The JRPG space is filled with a host of popular and prominent series. Games like Final Fantasy, Persona, and Dragon Quest are always in the limelight, making it easy to overlook other great titles. The Tales series has, admittedly, been one that I’ve personally neglected a fair amount but Tales of Arise intrigued me enough to give it a go. And I’m glad that I did. With an elaborate combat system and engaging story filled with memorable characters, I’ve been put back on the straight and narrow with the Tales games.
Odd Couple Anime Fantasy Edition
The setting of Arise is a dark and dismal world. The less remarkable race known as the Dahnans has been enduring long-lasting enslavement at the hands of the more powerful Renans. The latter are beings with mystical powers that have been pillaging and exploiting the world of the Dahnans for their own gain. More specifically, the Renans force the enslaved race to work tirelessly to collect resources for the purposes of running the Crown Contests. These decade-long affairs are how the high-tech race decides who becomes the Sovereign among them.
Early on, we’re introduced to one of the slaves, Alphen, a man donning an iron mask who feels no pain and has little memory of his past. During an operation involving a train, he finds himself in the middle of an altercation between his Renan taskmasters and a group of resistance fighters. They discover onboard the train a seemingly captive Renan named Shionne, a woman with a body that emits lightning thorns anytime someone touches her. On top of that, within her body lies a mighty sword made of fire which only Alphen can use due to his inability to feel pain. The two become an “odd couple” of sorts who are after different things but have a common enemy: the Renans.
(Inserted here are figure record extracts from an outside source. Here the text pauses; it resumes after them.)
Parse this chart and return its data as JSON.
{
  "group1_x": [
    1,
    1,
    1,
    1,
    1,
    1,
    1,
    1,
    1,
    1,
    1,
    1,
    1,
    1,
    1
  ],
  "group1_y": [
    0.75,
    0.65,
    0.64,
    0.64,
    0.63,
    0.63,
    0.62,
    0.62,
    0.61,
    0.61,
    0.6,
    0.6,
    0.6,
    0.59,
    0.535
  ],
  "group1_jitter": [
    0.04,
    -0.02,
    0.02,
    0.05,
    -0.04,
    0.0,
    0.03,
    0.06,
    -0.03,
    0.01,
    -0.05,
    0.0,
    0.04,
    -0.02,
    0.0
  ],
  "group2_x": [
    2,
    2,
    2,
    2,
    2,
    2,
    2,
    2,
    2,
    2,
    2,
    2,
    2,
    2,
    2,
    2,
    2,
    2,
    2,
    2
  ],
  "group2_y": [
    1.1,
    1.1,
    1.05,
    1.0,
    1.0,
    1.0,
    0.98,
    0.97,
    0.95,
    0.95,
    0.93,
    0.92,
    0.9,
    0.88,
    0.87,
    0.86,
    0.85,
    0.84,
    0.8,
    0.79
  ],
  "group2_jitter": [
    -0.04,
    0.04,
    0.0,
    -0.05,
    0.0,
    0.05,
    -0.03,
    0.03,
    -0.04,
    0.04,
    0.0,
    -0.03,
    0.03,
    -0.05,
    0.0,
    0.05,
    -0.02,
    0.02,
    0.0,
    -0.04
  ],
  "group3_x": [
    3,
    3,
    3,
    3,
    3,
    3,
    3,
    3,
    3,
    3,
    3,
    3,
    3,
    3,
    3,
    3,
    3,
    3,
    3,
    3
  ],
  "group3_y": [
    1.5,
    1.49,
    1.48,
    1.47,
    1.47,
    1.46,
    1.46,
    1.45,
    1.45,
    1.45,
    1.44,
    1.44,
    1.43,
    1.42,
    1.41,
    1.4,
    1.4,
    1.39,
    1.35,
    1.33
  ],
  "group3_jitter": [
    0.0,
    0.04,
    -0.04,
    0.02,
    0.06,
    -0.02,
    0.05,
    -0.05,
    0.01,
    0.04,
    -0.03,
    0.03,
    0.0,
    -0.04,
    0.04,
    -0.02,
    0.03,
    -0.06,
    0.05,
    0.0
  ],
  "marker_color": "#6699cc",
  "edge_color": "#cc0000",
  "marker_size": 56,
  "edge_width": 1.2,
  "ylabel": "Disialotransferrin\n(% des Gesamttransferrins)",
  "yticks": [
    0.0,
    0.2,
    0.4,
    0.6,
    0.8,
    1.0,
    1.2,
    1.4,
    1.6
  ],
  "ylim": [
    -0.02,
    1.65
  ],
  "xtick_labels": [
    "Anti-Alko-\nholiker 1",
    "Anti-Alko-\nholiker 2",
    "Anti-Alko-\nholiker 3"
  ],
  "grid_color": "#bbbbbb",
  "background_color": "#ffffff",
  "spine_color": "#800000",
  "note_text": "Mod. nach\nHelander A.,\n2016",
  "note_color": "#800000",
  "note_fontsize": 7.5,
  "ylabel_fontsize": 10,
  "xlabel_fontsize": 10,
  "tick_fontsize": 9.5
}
The game has tons of other great characters and side stories but the dysfunctional partnership of Shionne and Alphen was the highlight for me. As a team, their unique characteristics make them perfect for each other. Their personalities, though, are complete opposites which leads to both hilarious and dramatic moments. There’s a lot of tension and intrigued that builds up the more we learn about both of their pasts. The fact that deep down they’re supposed to be enemies by virtue of them being of different races only lends more to the drama of Tales of Arise’s story.
The heart and soul of Arise’s gameplay lie in its intricate combat, which, I dare say, is one of the best ones I’ve played in a JRPG. Every character in your group has their own fighting style that is highly stylish and is capable of spectacular combos. For example, Alphen can begin a ground assault that leads to a launcher into an air combo. Your choices for finishers range from using one of your Artes – the game’s version of abilities – to buddying up with another party member to unleash a spectacular team attack. Tales of Arise spares no expense when it comes to how flashy its combat can become. With tons of different types of Artes and a wide range of skills you can unlock, there’s plenty of ways you can customize the way you dispatch enemies. If this is all sounding a bit too complicated, you can rest assured that Arise’s combat is quite easy to grasp. I admittedly found some of the boss fights a bit frustrating as they posed a significant difference in the way you approach them compared to regular enemies.
Besides beating up enemies, Tales of Arise has a pseudo-open world filled with a variety of zones for you to explore. Throughout your venturing, you complete quests for rewards and discover hidden treasure that you can then use to craft items to enhance your party members. As with most JRPGs, you can expect the best items to often require a fair amount of grinding. The results, however, are well worth the effort.
More Time in the Oven
Tales of Arise isn’t without its blemishes, which unfortunately come primarily in the audio-visual department. From a design standpoint, every character looks absolutely stunning as though they’ve been taken from a fantasy anime series. Where things get hairy is during cutscenes. Character models will start moving stiffly and awkwardly, as if the animators weren’t sure how they should move, particularly during dialogue scenes. It’s a stark contrast from the gameplay beats and combat during which characters move a lot more fluidly.
What’s worse is Arise’s mismatched scoring. There are scenes in this game where the music just flat-out doesn’t match what is going on, which makes me wonder if the project had any musical budget at all. Don’t get me wrong. The music that exists within the game is quite good. When the epic march you’re hearing in the background as you roam the land, though, continues to play during a gag scene or a sad moment, all sense of immersion is lost. I’d be happy to admit this as a nitpick if it wasn’t occurring as prominently as it did.
Despite a few small issues, Tales of Arise is one of the best JRPGs to come out in 2021. The epic tale of an odd fantasy couple that must work together contains a lot of powerful moments and gives every single character a fair amount of development. The combat system is highly customizable and absolutely addictive. And a bit of mild grinding aside, there wasn’t a dull moment in sight. Whether you’re a Tales fan or are just diving in for the first time, Tales of Arise is a must-buy for all JRPG fans.